Il primo, in ordine cronologico, è lo studio dei mass media (di cui fu anche un protagonista, collaborando a trasmissioni televisive e al Corriere della sera, Panorama, El Pais, la Repubblica, l’Unità ), che comprende libri come I giornali, (1979, con Patrizia Violi), Come si vede un telegiornale (1981, con Ugo Volli), e Come nella boxe. La politica nell’era della televisione, uscito nel 1999. Poi c’è la semiotica della pittura, dove probabilmente Calabrese ha dato i suoi contributi più rilevanti, in libri come Semiotica della pittura (1981), Il linguaggio dell’arte (1984), La macchina della pittura (1985), L’art de l’autoportrait (2006), L’art du trompe-l’oeil (2010): quest’ultimo ha ottenuto il Prix Bernier dell’Accademia di Francia per il miglior libro d’arte dell’anno. E sapendosi muovere, anche qui, e con perfetta naturalezza, tra antico e moderno e tra alto e basso, da Piero della Francesca e Simone Martini alla Vespa e alla moda (il nome “versus” della linea di moda di Versace è stato suggerito da Calabrese, che aveva preso il titolo, Versus, appunto, della rivista di semiotica di Eco), con un sincretismo ben rappresentato da titoli come: “Picà¡zquez. Ovvero: chi è l’autore de Las meninas?”. Ma c’è anche il teorico e lo storico della semiotica generale, in opere come Guida alla semiotica (1975) e Breve storia della semiotica (2001). E c’è infine l’etnologo dei miti d’oggi, capace di trovare le analogie riposte che legano Sandokan a Garibaldi (Garibaldi tra Ivanhoe e Sandokan, 1982).

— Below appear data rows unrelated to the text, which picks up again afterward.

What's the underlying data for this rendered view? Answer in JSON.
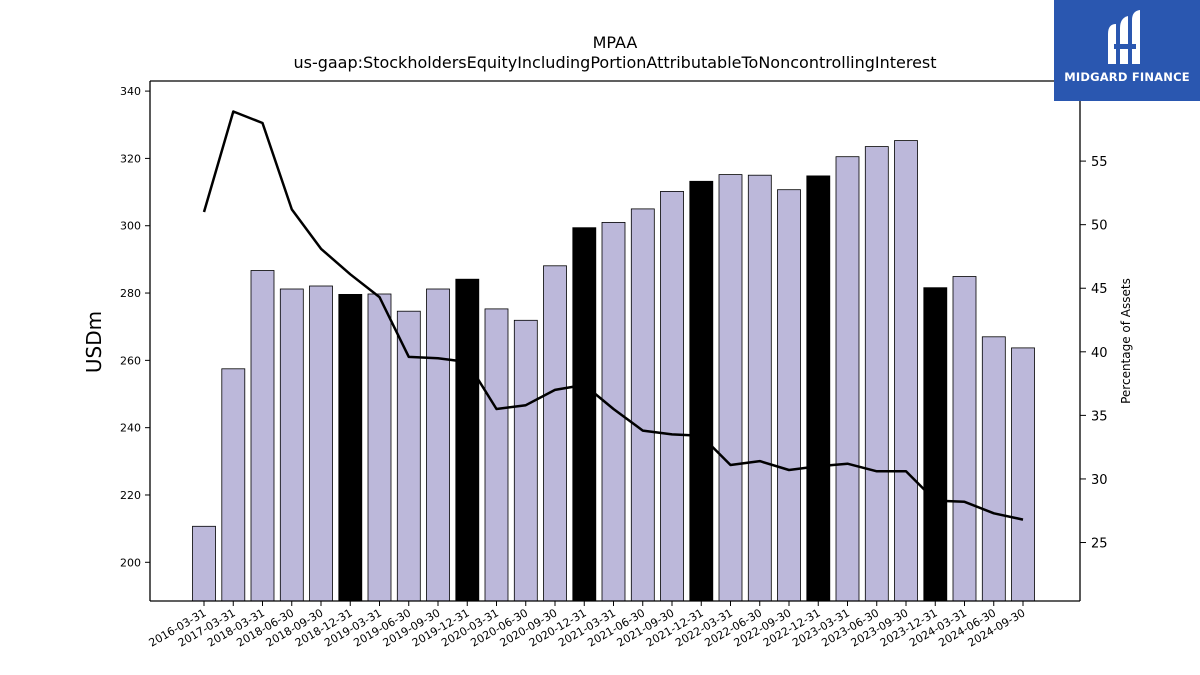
{
  "header": {
    "title": "MPAA",
    "subtitle": "us-gaap:StockholdersEquityIncludingPortionAttributableToNoncontrollingInterest"
  },
  "logo": {
    "text": "MIDGARD FINANCE"
  },
  "chart_data": {
    "type": "bar",
    "categories": [
      "2016-03-31",
      "2017-03-31",
      "2018-03-31",
      "2018-06-30",
      "2018-09-30",
      "2018-12-31",
      "2019-03-31",
      "2019-06-30",
      "2019-09-30",
      "2019-12-31",
      "2020-03-31",
      "2020-06-30",
      "2020-09-30",
      "2020-12-31",
      "2021-03-31",
      "2021-06-30",
      "2021-09-30",
      "2021-12-31",
      "2022-03-31",
      "2022-06-30",
      "2022-09-30",
      "2022-12-31",
      "2023-03-31",
      "2023-06-30",
      "2023-09-30",
      "2023-12-31",
      "2024-03-31",
      "2024-06-30",
      "2024-09-30"
    ],
    "series": [
      {
        "values": [
          210.7,
          257.5,
          286.7,
          281.2,
          282.1,
          279.6,
          279.7,
          274.6,
          281.2,
          284.1,
          275.3,
          271.9,
          288.1,
          299.4,
          301.0,
          305.0,
          310.2,
          313.2,
          315.2,
          315.0,
          310.7,
          314.8,
          320.5,
          323.5,
          325.3,
          281.6,
          284.9,
          267.0,
          263.7
        ]
      },
      {
        "values": [
          51.0,
          58.9,
          58.0,
          51.2,
          48.1,
          46.1,
          44.3,
          39.6,
          39.5,
          39.2,
          35.5,
          35.8,
          37.0,
          37.4,
          35.5,
          33.8,
          33.5,
          33.4,
          31.1,
          31.4,
          30.7,
          31.0,
          31.2,
          30.6,
          30.6,
          28.3,
          28.2,
          27.3,
          26.8
        ]
      }
    ],
    "highlight_color": "#000000",
    "bar_color": "#bcb8da",
    "line_color": "#000000",
    "ylabel": "USDm",
    "y2label": "Percentage of Assets",
    "ylim": [
      188.5,
      343
    ],
    "y2lim": [
      20.4,
      61.3
    ],
    "yticks": [
      200,
      220,
      240,
      260,
      280,
      300,
      320,
      340
    ],
    "y2ticks": [
      25,
      30,
      35,
      40,
      45,
      50,
      55
    ]
  }
}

Lo rivedo ancora che cerca di insegnarmi a giocare a biliardo in un bar vicino ad Alfabeta (la passione, mi confessava qualche tempo fa, gli era rimasta), mentre mi parla di René Thom e di Greimas. Non ho mai imparato a giocare a biliardo, ma credo di avere imparato da lui una cosa essenziale. Interessato ai minimi dettagli della vita quotidiana e della cultura attraverso cui si manifesta, aveva ben chiaro che la passione per il presente non può trasformarsi in idolatria o feticismo. Immagino che alla battuta della filosofa Avital Ronnel secondo cui Aristotele, se fosse rinato oggi, si sarebbe occupato di sit com, Omar avrebbe risposto: “Sì, certo, ma si sarebbe anche occupato di fisica, di teoria della conoscenza, di psicologia, di biologia e di metafisica”. Insomma, Omar era amico del pop, ma ancora più amico della verità in fatto di valori culturali, ed erano temi su cui ci eravamo trovati a discutere tante volte. Dovevamo tornare a farlo a fine mese a Milano, in un incontro in cui si sarebbe ricordata la prima Alfabeta, ma che, mi sento facile profeta, sarà anzitutto l’occasione di ricordare un grande amico e un grande intellettuale.